Pre-call authentication: Creating a trifecta for contact centers

Posted on: November 11th, 2015 by Art Barger

One way contact centers can lower average call handling times is by removing unnecessary security questions. This alone can shave an average of 45 seconds off each call. Depending on how many customer calls you receive each year, this can reduce anywhere from tens of thousands to millions of dollars in annual operating expenses. It can also free up your call center agents, who are available to answer more inbound calls during a spike in call volumes.

While lowering the time your telephone reps spend on calls may be good for your budget, there are other things to consider when optimizing your call center operations.

First, each time your agents pick up an unvalidated call, they’re putting your customers and your confidential business data at risk. That’s because using sensitive customer information to identify customers over the telephone is no longer predictive and should not be trusted. Data breaches and the mishandling of personal information weakens security defenses that rely on challenge questions to identify callers over the phone.

Second, knowledge-based authentication (KBA) does nothing to help improve the profitable bank-customer relationship. By interrogating customers over the phone, you’re interrupting the user experience. This frustrates customers, negatively impacting the way they feel about your brand.

Instead of simply replacing post-call authentication methods for the sake of saving time and money, financial institutions need to consider proactive measures that validate callers pre-call.

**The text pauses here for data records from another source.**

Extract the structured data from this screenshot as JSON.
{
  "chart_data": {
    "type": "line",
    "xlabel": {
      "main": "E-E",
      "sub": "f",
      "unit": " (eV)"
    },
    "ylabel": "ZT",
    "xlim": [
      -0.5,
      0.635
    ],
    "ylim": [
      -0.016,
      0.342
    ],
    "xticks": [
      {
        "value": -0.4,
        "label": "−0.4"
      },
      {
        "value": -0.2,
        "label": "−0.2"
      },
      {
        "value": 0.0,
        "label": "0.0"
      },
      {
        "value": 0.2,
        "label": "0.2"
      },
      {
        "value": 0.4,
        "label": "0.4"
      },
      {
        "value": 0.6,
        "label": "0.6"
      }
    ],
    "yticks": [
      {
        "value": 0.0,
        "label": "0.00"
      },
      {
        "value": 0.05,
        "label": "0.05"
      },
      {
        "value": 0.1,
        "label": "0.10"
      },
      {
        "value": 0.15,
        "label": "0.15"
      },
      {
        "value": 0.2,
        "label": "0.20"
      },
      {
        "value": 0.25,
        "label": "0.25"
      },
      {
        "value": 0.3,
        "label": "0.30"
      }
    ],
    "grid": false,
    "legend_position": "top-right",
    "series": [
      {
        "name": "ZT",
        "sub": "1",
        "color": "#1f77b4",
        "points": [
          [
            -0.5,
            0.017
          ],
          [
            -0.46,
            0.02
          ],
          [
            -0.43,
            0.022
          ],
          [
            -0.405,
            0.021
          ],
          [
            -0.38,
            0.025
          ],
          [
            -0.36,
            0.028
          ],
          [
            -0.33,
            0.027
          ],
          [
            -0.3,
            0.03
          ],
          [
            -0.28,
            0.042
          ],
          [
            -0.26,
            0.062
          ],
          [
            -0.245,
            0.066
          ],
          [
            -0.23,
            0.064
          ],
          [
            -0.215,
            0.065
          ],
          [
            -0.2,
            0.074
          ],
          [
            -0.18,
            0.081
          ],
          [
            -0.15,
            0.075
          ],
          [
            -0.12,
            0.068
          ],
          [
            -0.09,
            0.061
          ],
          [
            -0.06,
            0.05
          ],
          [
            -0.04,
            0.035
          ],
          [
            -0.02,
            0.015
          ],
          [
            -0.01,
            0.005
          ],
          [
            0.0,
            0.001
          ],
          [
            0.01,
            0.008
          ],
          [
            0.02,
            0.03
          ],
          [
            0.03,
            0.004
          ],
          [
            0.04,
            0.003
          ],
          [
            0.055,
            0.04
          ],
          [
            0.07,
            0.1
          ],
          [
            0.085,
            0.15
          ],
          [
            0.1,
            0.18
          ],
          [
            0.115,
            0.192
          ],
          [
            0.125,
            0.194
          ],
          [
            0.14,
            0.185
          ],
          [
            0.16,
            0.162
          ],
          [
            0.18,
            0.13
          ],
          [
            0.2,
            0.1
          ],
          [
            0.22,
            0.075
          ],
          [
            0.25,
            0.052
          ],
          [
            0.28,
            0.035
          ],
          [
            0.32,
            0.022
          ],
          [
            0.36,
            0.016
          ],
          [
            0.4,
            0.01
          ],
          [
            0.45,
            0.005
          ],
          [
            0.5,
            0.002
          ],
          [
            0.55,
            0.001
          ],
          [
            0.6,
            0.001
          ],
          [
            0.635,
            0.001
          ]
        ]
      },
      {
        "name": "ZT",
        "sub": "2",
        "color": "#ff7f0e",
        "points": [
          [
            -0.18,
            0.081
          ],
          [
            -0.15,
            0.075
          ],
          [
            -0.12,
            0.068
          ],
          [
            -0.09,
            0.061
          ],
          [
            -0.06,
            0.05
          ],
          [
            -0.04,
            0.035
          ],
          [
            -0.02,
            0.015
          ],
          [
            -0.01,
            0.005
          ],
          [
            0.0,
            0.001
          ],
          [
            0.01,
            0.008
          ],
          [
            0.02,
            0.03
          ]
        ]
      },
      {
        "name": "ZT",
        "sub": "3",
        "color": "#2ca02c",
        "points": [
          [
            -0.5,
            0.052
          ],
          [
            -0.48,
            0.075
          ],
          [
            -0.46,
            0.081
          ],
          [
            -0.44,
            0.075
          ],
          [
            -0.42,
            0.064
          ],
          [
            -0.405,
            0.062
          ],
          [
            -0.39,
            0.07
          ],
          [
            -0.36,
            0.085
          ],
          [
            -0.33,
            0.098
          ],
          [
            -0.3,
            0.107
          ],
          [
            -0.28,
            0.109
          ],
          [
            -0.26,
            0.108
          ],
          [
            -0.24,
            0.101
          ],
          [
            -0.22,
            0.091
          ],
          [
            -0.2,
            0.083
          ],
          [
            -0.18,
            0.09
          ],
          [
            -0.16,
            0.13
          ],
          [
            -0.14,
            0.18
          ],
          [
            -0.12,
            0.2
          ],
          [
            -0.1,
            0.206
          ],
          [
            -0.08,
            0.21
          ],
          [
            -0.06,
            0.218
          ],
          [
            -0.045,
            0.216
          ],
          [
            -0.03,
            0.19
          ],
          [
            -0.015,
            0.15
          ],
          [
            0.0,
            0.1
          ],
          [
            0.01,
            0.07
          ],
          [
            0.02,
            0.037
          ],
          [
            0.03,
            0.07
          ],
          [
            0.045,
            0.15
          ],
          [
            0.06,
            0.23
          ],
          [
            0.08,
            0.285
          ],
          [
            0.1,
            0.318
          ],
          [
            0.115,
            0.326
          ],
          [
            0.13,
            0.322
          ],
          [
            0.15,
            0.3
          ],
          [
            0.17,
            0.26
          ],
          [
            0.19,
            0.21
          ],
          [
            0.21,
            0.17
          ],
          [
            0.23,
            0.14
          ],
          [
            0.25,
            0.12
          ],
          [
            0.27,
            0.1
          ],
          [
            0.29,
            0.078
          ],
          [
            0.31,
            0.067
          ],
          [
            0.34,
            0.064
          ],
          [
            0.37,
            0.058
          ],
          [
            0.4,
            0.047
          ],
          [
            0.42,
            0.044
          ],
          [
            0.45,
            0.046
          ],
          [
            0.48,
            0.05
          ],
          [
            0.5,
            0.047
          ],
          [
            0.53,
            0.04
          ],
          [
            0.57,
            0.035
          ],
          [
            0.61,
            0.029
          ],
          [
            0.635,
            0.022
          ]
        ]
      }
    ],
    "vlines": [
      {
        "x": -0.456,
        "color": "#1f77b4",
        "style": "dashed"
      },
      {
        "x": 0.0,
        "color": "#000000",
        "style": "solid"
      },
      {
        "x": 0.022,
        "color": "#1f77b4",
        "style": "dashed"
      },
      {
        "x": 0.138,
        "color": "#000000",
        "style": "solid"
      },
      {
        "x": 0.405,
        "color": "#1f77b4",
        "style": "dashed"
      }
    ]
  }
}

By automating your authentication process, contact centers can identify customers before they are allowed into your telephone system. Along with taking costly challenge questions out of the mix, both financial institutions and customers can benefit in a number of ways, including:

  • No more interruptions: When a caller is validated before an agent picks up the phone, security questions are no longer required. The bank rep can immediately start addressing the customer’s problems without any disruption. This saves both the customer and agent time.
  • Stronger customer relationships: Of course, customers can always appreciate when their problems are resolved in a timely manner. But making callers feel like they are the priority can strengthen the bond between you and your banking customers.
  • Secured customer environment: Pre-call authentication allows banks to verify callers earlier in the process, without relying on non-predictive KBA methods. When banks can make faster decisions around security, they remove high-risk calls from their telephone system. This blocks social engineers from getting the chance to scam bank agents. With spoofed calls removed from your environment, bank reps can focus on providing quality services to more good customers.
  • Scalable contact center: Call volumes can fluctuate. By spending less time on good calls and no time on bad ones, contact center operations work more efficiently and can scale when they need to.

While managing average handling times (AHT) is important, it’s not the only thing contact center managers should focus on. Customer identification tools like the TRUSTID® Physical Caller Authentication solution go beyond improving efficiency, providing additional benefits to enhance the overall contact center environment.

By invisibly validating customers while the phone is still ringing, TRUSTID helps improve the level of security, creating a better overall banking experience. And when your authentication process allows you to improve efficiency, security and customer relations, it creates an winning environment for everyone involved.